According to insider sources preview to the planning, the event wasn’t just a wedding, it was a power display.
The real financiers, according to those in the know, were the Betika bigwigs, the faceless millionaires behind Kenya’s biggest gambling house. In a show of obscene extravagance, they are said to have footed the bill for international A-list performers to entertain a select guest list of less than 1,000 people.
Diamond Platnumz, one of Africa’s top artists, was reportedly paid Ksh 128 million for a single performance set.
Nandy, another Tanzanian sensation, received Ksh 45 million for a 10-minute appearance.
It wasn’t just about music, it was about making a statement, the betting empire isn’t just rich, it is untouchable.
The grandeur has reignited public debate around Kenya’s betting economy, its connection to political power, and the alarming influence of unregulated capital in shaping public policy.
Betika, for instance, has long dodged deeper scrutiny despite its exponential growth and massive cash flows. Pepeta, though newer, is already being flagged by watchdogs for suspected money laundering and aggressive manipulation of youth gambling habits.
What’s troubling isn’t just the money, it’s the untouchable network. Insiders claim Kholsa’s real role is to sanitize connections between government officials and shady business players, including those under investigation abroad. By hosting political guests, funding state-aligned PR events, and playing the diplomat among dirty money, he ensures no one gets too close to the flame.

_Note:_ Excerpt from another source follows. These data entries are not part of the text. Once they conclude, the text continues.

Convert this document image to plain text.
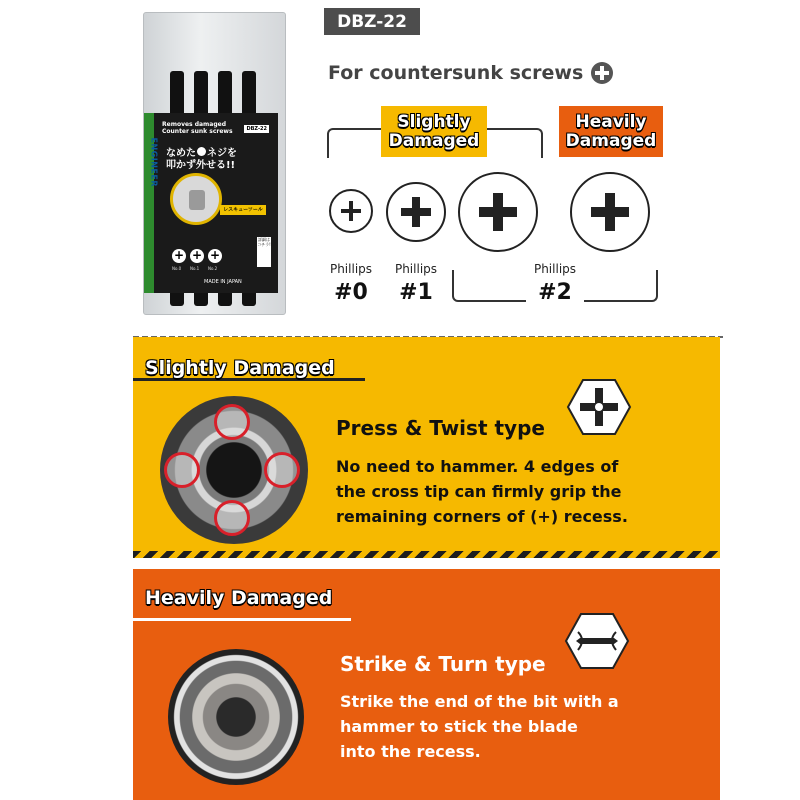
ENGINEER
Removes damaged
Counter sunk screws	DBZ-22
なめた ネジを
叩かず外せる!!
レスキューツール
+ + +
No.0 No.1 No.2
詳細は コチラ!
MADE IN JAPAN
DBZ-22
For countersunk screws
Slightly
Damaged
Heavily
Damaged
Phillips
#0
Phillips
#1
Phillips
#2
Slightly Damaged
Press & Twist type
No need to hammer. 4 edges of
the cross tip can firmly grip the
remaining corners of (+) recess.
Heavily Damaged
Strike & Turn type
Strike the end of the bit with a
hammer to stick the blade
into the recess.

Yet even as he plays fixer at the highest levels, Kholsa’s name has surfaced in other, less glamorous circles, dragged into a family feud involving the estate of the late Ali Punjani, a saga that has unfolded in courtrooms from Mombasa to Nairobi, where Kholsa was named in a bitter property dispute over a contested block of serviced apartments known as Ratna. In court filings, he was described as the man introduced by the building’s management as the one paying service fees, leading the plaintiffs to claim he had taken possession of a multimillion-shilling property without any formal transfer or legal basis. Kholsa denied the allegations, asked to be struck from the case, and said his inclusion was based on hearsay, yet the episode added another layer to his reputation — not just as a powerful middleman, but as someone whose name keeps appearing when money, property, and power collide.

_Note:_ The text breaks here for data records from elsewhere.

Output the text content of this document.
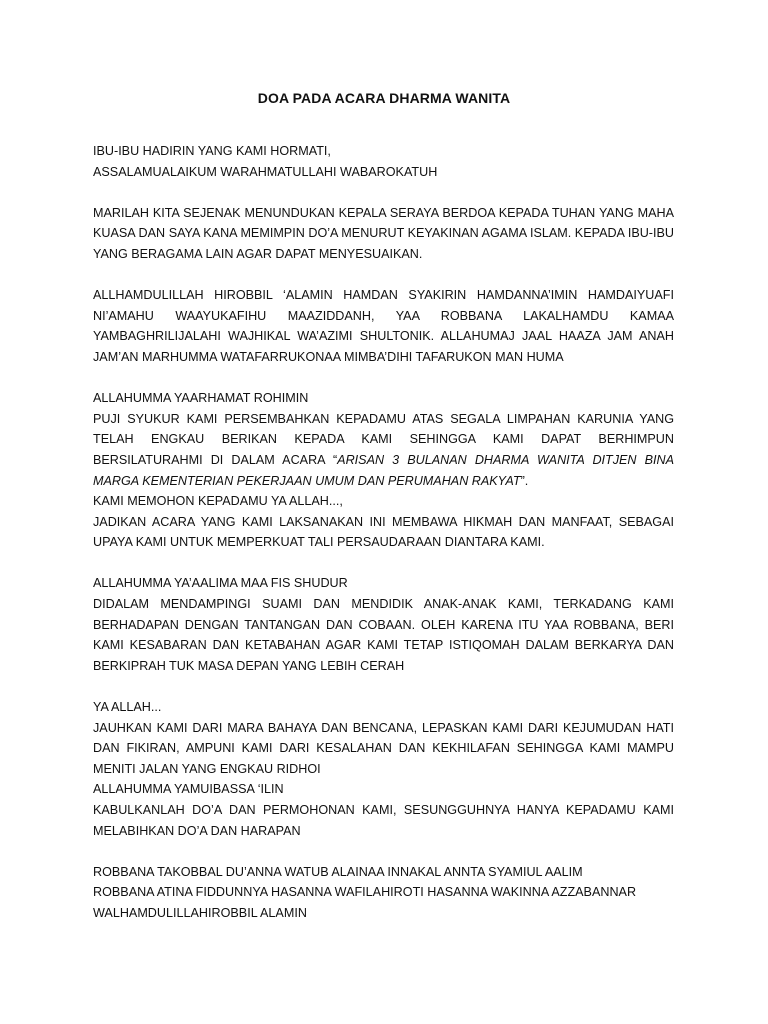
DOA PADA ACARA DHARMA WANITA
IBU-IBU HADIRIN YANG KAMI HORMATI,
ASSALAMUALAIKUM WARAHMATULLAHI WABAROKATUH
MARILAH KITA SEJENAK MENUNDUKAN KEPALA SERAYA BERDOA KEPADA TUHAN YANG MAHA KUASA DAN SAYA KANA MEMIMPIN DO’A MENURUT KEYAKINAN AGAMA ISLAM. KEPADA IBU-IBU YANG BERAGAMA LAIN AGAR DAPAT MENYESUAIKAN.
ALLHAMDULILLAH HIROBBIL ‘ALAMIN HAMDAN SYAKIRIN HAMDANNA’IMIN HAMDAIYUAFI NI’AMAHU WAAYUKAFIHU MAAZIDDANH, YAA ROBBANA LAKALHAMDU KAMAA YAMBAGHRILIJALAHI WAJHIKAL WA’AZIMI SHULTONIK. ALLAHUMAJ JAAL HAAZA JAM ANAH JAM’AN MARHUMMA WATAFARRUKONAA MIMBA’DIHI TAFARUKON MAN HUMA
ALLAHUMMA YAARHAMAT ROHIMIN
PUJI SYUKUR KAMI PERSEMBAHKAN KEPADAMU ATAS SEGALA LIMPAHAN KARUNIA YANG TELAH ENGKAU BERIKAN KEPADA KAMI SEHINGGA KAMI DAPAT BERHIMPUN BERSILATURAHMI DI DALAM ACARA “ARISAN 3 BULANAN DHARMA WANITA DITJEN BINA MARGA KEMENTERIAN PEKERJAAN UMUM DAN PERUMAHAN RAKYAT”.
KAMI MEMOHON KEPADAMU YA ALLAH...,
JADIKAN ACARA YANG KAMI LAKSANAKAN INI MEMBAWA HIKMAH DAN MANFAAT, SEBAGAI UPAYA KAMI UNTUK MEMPERKUAT TALI PERSAUDARAAN DIANTARA KAMI.
ALLAHUMMA YA’AALIMA MAA FIS SHUDUR
DIDALAM MENDAMPINGI SUAMI DAN MENDIDIK ANAK-ANAK KAMI, TERKADANG KAMI BERHADAPAN DENGAN TANTANGAN DAN COBAAN. OLEH KARENA ITU YAA ROBBANA, BERI KAMI KESABARAN DAN KETABAHAN AGAR KAMI TETAP ISTIQOMAH DALAM BERKARYA DAN BERKIPRAH TUK MASA DEPAN YANG LEBIH CERAH
YA ALLAH...
JAUHKAN KAMI DARI MARA BAHAYA DAN BENCANA, LEPASKAN KAMI DARI KEJUMUDAN HATI DAN FIKIRAN, AMPUNI KAMI DARI KESALAHAN DAN KEKHILAFAN SEHINGGA KAMI MAMPU MENITI JALAN YANG ENGKAU RIDHOI
ALLAHUMMA YAMUIBASSA ‘ILIN
KABULKANLAH DO’A DAN PERMOHONAN KAMI, SESUNGGUHNYA HANYA KEPADAMU KAMI MELABIHKAN DO’A DAN HARAPAN
ROBBANA TAKOBBAL DU’ANNA WATUB ALAINAA INNAKAL ANNTA SYAMIUL AALIM
ROBBANA ATINA FIDDUNNYA HASANNA WAFILAHIROTI HASANNA WAKINNA AZZABANNAR
WALHAMDULILLAHIROBBIL ALAMIN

As regulatory bodies remain silent and the state appears cozy with its biggest gamblers, the Kenyan public is left asking
Who really controls the betting economy????
Why is the government so quiet on growing addiction and financial exploitation????
And most urgently, how much influence do shadow brokers like Imran Kholsa have over public policy????
In many developed economies, those with political access serve the people. In Kenya, they serve the powerful, and Imran Kholsa is the poster child of that quiet machinery.
While ordinary Kenyans pay taxes, lose bets, and drown in economic hardship, a small elite feasts, not in secrecy, but in billion-shilling weddings hosted under the gaze of the Commander-in-Chief.